Possa eu continuar a contar livremente esses sonhos, essas utopias, sinal de que os senhores do mundo ainda não calaram todas as vozes. Aqui não é o Haiti (como dizia o Caetano Veloso) nem a Coreia do Norte e ainda vou tendo liberdade de pensar e de me exprimir. O meu voto continua sem estar à venda mesmo que o seu valor seja meramente estatístico e não garanta nenhuma representatividade eleitoral.
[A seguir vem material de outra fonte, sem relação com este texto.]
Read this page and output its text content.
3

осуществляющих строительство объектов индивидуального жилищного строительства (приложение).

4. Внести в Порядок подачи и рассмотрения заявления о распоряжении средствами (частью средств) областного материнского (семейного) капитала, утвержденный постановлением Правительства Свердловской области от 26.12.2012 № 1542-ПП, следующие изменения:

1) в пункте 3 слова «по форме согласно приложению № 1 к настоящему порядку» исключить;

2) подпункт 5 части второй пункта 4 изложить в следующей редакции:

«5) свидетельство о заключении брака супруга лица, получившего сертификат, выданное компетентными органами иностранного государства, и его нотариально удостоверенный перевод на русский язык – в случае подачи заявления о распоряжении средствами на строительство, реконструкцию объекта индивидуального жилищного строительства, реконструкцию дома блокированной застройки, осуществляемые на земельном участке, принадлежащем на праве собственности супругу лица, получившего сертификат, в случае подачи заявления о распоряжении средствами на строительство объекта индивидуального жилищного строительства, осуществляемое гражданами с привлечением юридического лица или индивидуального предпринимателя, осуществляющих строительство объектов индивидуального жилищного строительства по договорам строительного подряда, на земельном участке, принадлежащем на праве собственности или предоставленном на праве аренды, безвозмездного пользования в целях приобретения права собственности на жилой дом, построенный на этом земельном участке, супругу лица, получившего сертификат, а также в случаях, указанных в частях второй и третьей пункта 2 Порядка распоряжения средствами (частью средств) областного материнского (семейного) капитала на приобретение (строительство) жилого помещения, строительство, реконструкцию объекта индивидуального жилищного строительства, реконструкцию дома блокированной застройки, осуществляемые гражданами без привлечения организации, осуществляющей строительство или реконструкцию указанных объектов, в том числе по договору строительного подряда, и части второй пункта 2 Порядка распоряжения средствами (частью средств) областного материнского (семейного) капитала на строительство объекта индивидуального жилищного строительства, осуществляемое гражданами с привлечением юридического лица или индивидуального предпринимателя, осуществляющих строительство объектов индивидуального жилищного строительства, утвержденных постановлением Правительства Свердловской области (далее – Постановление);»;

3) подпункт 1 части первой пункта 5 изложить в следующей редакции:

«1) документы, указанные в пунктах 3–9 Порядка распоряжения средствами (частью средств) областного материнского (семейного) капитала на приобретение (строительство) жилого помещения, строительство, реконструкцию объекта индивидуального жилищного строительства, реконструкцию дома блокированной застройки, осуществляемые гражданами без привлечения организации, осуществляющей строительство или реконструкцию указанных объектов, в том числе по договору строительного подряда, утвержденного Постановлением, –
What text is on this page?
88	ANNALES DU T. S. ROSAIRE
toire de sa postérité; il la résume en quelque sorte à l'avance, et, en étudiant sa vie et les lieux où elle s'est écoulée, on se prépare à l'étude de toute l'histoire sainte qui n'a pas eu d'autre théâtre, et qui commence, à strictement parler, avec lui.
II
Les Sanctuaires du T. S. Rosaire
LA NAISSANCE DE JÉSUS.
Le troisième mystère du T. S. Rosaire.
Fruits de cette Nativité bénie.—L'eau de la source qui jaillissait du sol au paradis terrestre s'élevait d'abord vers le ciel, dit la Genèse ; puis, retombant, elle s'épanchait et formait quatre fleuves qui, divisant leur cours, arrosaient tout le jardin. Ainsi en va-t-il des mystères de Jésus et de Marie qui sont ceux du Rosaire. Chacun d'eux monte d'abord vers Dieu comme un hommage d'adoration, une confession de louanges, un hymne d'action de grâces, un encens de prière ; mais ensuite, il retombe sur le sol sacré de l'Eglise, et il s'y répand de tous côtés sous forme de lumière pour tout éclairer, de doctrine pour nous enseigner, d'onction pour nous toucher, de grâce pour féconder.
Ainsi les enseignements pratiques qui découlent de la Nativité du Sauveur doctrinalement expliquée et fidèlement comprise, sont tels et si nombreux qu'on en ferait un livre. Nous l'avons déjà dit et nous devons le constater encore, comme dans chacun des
Controlado, vigiado, escutado, analisado e dissecado vou resistir enquanto puder (i.e., enquanto viver) a ser um mero píxel nos ecrãs dos controladores globais que nos programam a seu bel-prazer e não será pelo medo que estragarão os momentos livres e felizes que passei aqui no grupo ocidental dos Açores.

1 Vim posteriormente a saber que tinha sido a atual junta de freguesia liderada ainda pelo meu senhorio, em fim de mandato, e que foram despendidos 17 mil euros…nem comento… e mesmo assim o candidato a presidente da junta iria perder as eleições por dois votos!